Super spannende Texte über das Gedankenkonstrukt „Matriarchat“ und die Frage, was darunter zu verstehen ist. Die Anthropologie besteht aus dem perfekten Mix von fiktionalen Vorstellungen, Persönlichen Erfahrungen und wissenschaftlicheren Artikeln. Super interessant und regt auf jeden Fall zum Nachdenken an und bleibt dabei auch nicht komplett kritikfrei bei dem utopischen Gedanken des Matriarchats.

4

„Eine antipatriachiale Welt heißt gleichzeitig eine antikapitalistische und antirassistische Welt.“ Ein Satz, der mir noch lange im Gedächtnis bleiben wird.
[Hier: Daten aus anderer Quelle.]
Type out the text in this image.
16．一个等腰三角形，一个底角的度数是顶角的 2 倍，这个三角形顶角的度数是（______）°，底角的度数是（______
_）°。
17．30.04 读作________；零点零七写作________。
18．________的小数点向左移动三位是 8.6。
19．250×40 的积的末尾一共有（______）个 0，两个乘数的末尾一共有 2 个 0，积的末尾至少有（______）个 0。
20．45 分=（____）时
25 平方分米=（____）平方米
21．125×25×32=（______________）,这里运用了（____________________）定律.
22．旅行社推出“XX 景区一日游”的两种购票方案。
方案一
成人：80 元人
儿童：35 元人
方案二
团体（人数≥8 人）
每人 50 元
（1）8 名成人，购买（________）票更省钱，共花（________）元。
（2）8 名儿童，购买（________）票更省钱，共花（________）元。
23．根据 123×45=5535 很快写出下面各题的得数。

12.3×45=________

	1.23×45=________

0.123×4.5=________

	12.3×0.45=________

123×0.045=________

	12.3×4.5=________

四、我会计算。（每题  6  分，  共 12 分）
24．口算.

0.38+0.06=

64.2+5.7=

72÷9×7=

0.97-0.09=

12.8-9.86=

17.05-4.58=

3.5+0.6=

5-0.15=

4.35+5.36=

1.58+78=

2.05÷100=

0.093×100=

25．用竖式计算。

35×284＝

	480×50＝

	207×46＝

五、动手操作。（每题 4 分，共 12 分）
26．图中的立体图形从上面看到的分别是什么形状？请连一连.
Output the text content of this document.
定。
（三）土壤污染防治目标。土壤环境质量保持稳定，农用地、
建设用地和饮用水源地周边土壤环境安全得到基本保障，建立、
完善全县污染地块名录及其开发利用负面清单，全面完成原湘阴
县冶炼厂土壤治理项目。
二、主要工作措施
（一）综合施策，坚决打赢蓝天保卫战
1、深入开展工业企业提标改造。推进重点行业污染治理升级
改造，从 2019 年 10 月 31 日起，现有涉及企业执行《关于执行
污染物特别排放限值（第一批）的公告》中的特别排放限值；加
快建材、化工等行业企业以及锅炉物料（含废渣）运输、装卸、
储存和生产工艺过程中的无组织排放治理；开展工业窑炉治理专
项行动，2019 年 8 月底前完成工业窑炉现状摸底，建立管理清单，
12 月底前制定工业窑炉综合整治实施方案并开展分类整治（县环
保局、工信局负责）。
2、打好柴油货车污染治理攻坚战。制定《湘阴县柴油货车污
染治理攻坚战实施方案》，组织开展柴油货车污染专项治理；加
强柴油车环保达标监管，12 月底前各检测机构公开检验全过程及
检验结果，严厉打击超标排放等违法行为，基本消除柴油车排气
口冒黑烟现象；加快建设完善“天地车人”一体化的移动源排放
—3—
In dem Buch kommen 20 Autor:innen zu Wort, die sich literarisch, journalistisch und wissenschaftlich damit auseinandersetzen, wie unser Leben aktuell aussieht und wie die Welt und unser Leben aussehen könnte, würden wir nicht in einem patriarchalem System leben. Das Thema wird von vielen (unterschiedlichen) Seiten beleuchtet und jedes Kapitel ist anders interessant. Eine Leseempfehlung!

4

Ich habe mir für das Buch relativ viel Zeit gelassen, weil ich gemerkt habe, dass die einzelnen Beiträge besser auf mich einwirken, wenn ich nicht zu viele am Stück lese. Mir hat die Vielfalt sehr gut gefallen es gab ein Drama, ein Comic, ein Ausflug in die Tierwelt, fiktive Texte aber auch Geschichten aus dem Leben der Autor*innen. Ich hatte schon öfter von der Kurzgeschichte von Mareike Fallwickl gehört und konnte dann nicht warten bis sie an der Reihe war, sondern musste sie vorziehen. Die Geschichte hat es wirklich in sich und wird mir noch lange im Kopf bleiben. Es war kein Beitrag dabei der mir gar nicht gefallen hat. Ein bisschen was konnte ich überall mitnehmen. Mal mehr mal weniger. Wenn man an dem Thema interessiert ist dann ist das Buch ein guter Einstieg. Wenn man sich schon sehr intensiv damit beschäftigt hat, erfährt man vielleicht nicht so viel Neues aber allein durch die unterschiedlichen Herangehensweisen könnte es sich trotzdem lohnen.

5

Vor allem in der zweiten Hälfte waren ein paar Texte dabei, die mich fasziniert haben!

5

Vor allem in der zweiten Hälfte waren ein paar Texte dabei, die mich fasziniert haben!